Agora du Management

Mon activité professionnelle de novembre a été toute particulièrement chargée et m'a laissé peu de temps pour le blog ; en ce moment, je travaille à la rédaction d'un billet sur les normes et valeurs ; pour faire patientier encore un ou deux jours avant de vous soumettre mon nouveau billet, voici quelques extraits très intéressants d'un article de Yves Michaud  (professeur de philosophie, Institut universitaire de France et université de Rouen), issu  de "Valeurs, normes et évaluations", EspacesTemps.net, Actuel, 01.11.2005

C'est un des lieux communs de la description des sociétés contemporaines que les individus y seraient de plus en plus soumis à la flexibilité. La modernité consisterait à passer d'une société des statuts à une société des fonctions, avec, en outre, une accélération de la mobilité (au propre comme au figuré) dans les déplacements et les interactions comme dans la prise de rôle. Si bien que les individus se retrouveraient forcés de composer avec des jeux de normes variés et pas forcément consonants et même souvent dissonants. Il y aurait une sorte d'« impératif Fregoli » attaché désormais à l'existence sociale, ce qui engendrerait d'une part des conflits de normes, d'autre part une désorientation parmi ces normes, et enfin une fatigue existentielle devant tant d'ajustements à faire pour des performances différentes. Tel serait le sort de « l'individu hypermoderne ».

De fil en aiguille, cette inflation de l'évaluation, de la réflexivité et du pilotage normatif engendre une perte du sens des activités : l'évaluation devient la seule norme de l'activité et l'on oublie que l'activité avait une autre fin que l'évaluation.

Le concept de « performance » devient une valeur et on prétend dispenser des cours pour former la « personnalité », alors qu'il ne s'agit à tout prendre que d'inculquer le sens des affaires. Les relations sociales sont ramenées à des relations de droits ou à des relations fondées sur l'intérêt purement matériel. Ce qui relie n'est plus la relation de soi à soi de la complétude qui donne et se donne, mais l'échange marchand, sa comptabilité, ses investissements, ses calculs, ses fourberies, son hypocrisie, ses secrets et ses mensonges. Plus personne ne sait ce que signifie une relation humaine authentique, honnête et juste, une relation ouverte à autrui et dans laquelle on donne de soi.
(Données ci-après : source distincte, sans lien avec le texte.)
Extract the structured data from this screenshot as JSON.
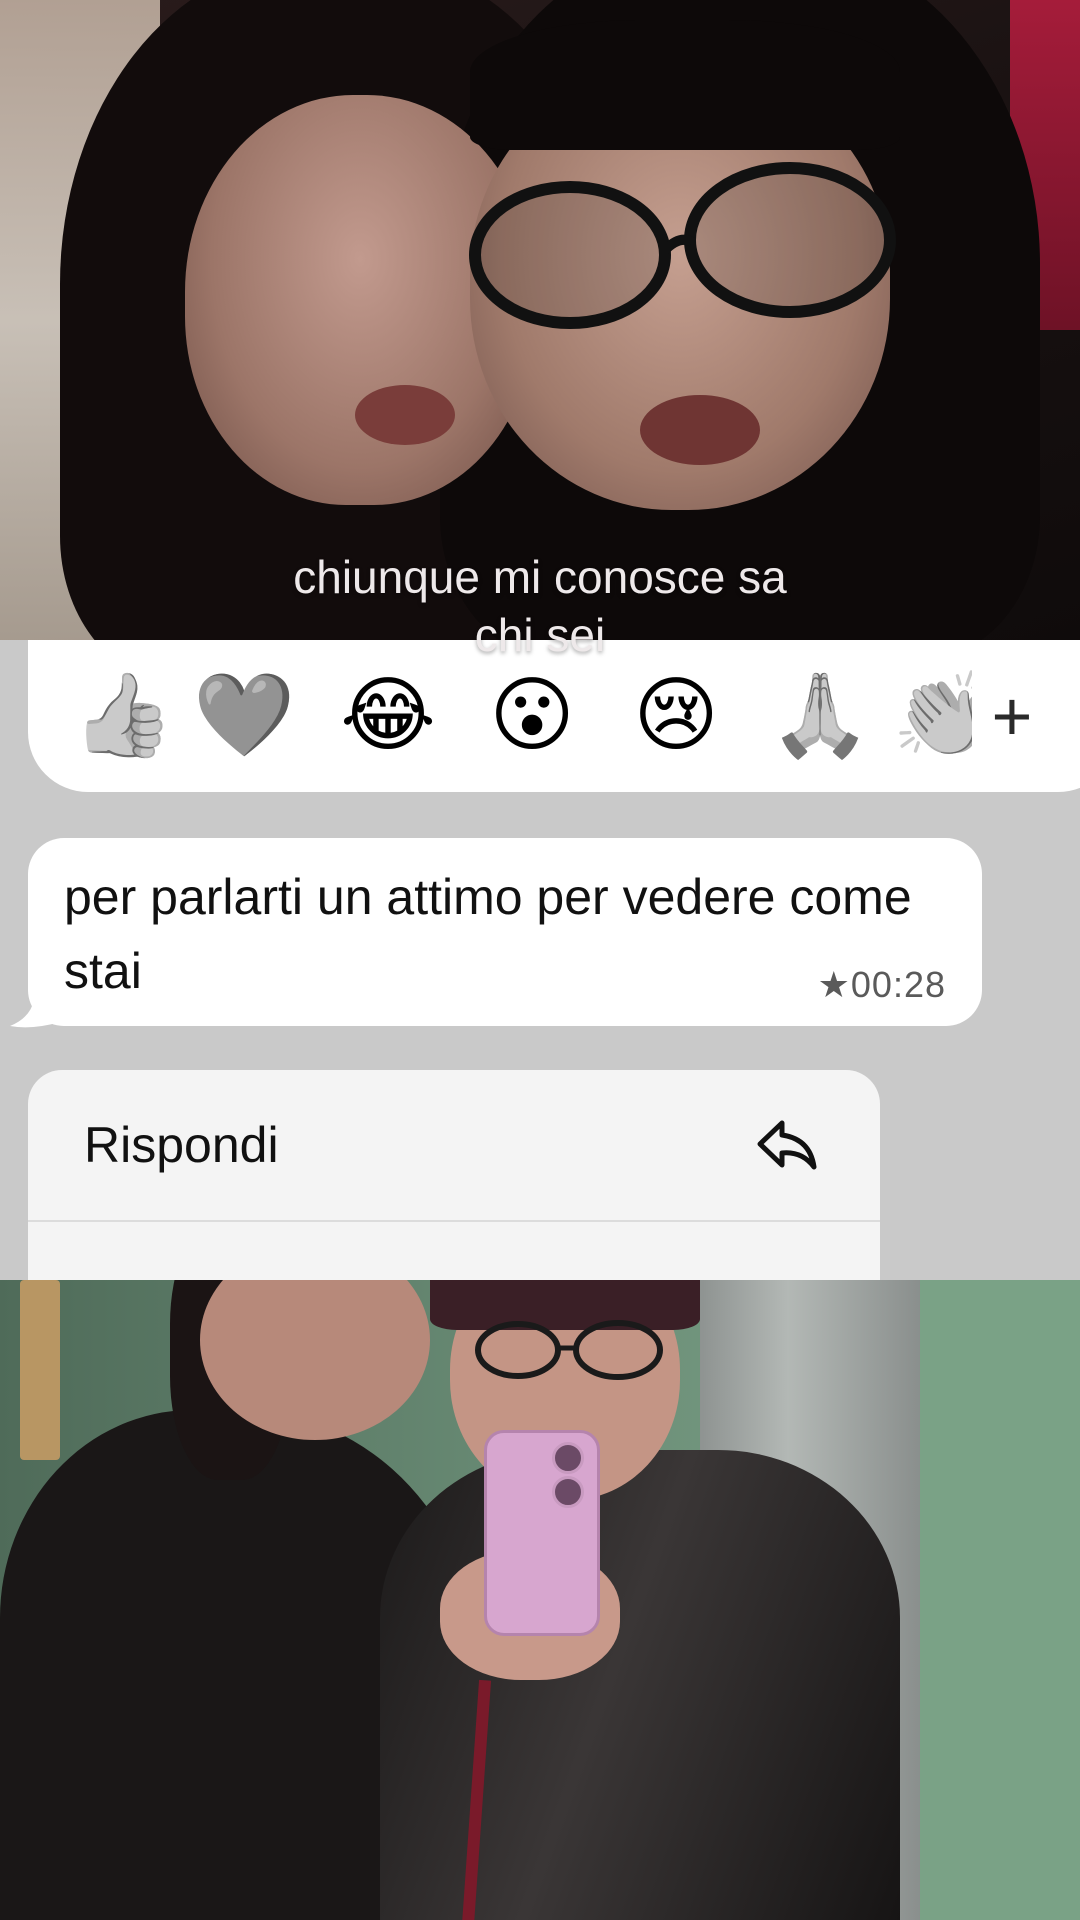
{
  "caption": {
    "line1": "chiunque mi conosce sa",
    "line2": "chi sei"
  },
  "reactions": {
    "items": [
      "👍",
      "🩶",
      "😂",
      "😮",
      "😢",
      "🙏",
      "👏"
    ],
    "more_label": "+"
  },
  "message": {
    "text": "per parlarti un attimo per vedere come stai",
    "time": "★00:28"
  },
  "context_menu": {
    "reply_label": "Rispondi",
    "reply_icon": "reply-icon"
  }
}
Tout le temps que nous passons avec les autres est d'abord compté et escompté dans le temps psychologique. Exit la dimension existentielle de l'instant. Le temps, c'est un décompte de périodes, avec des obligations et des échéances. La valeur des objets c'est leur valeur marchande. Que dire des personnes, puisqu'elles sont dans ce contexte ramenées à leur fonction, et leur pouvoir mesuré à la solvabilité de leur compte en banque !

Bref, quand elle a perdu toute dimension spirituelle quand la vie humaine n'a plus d'autre valeur que matérielle, toute évaluation passe par des considérations économiques. Le bonheur devient une valeur économique qui se consomme comme le reste et se mesure à ce que l'on est à même de posséder, d'exhiber, il se résume à la sécurité économique, le confort et la jouissance matérielle. Le chien est heureux quand sa niche est confortable et que sa gamelle est remplie tous les jours. Il se tient tranquille.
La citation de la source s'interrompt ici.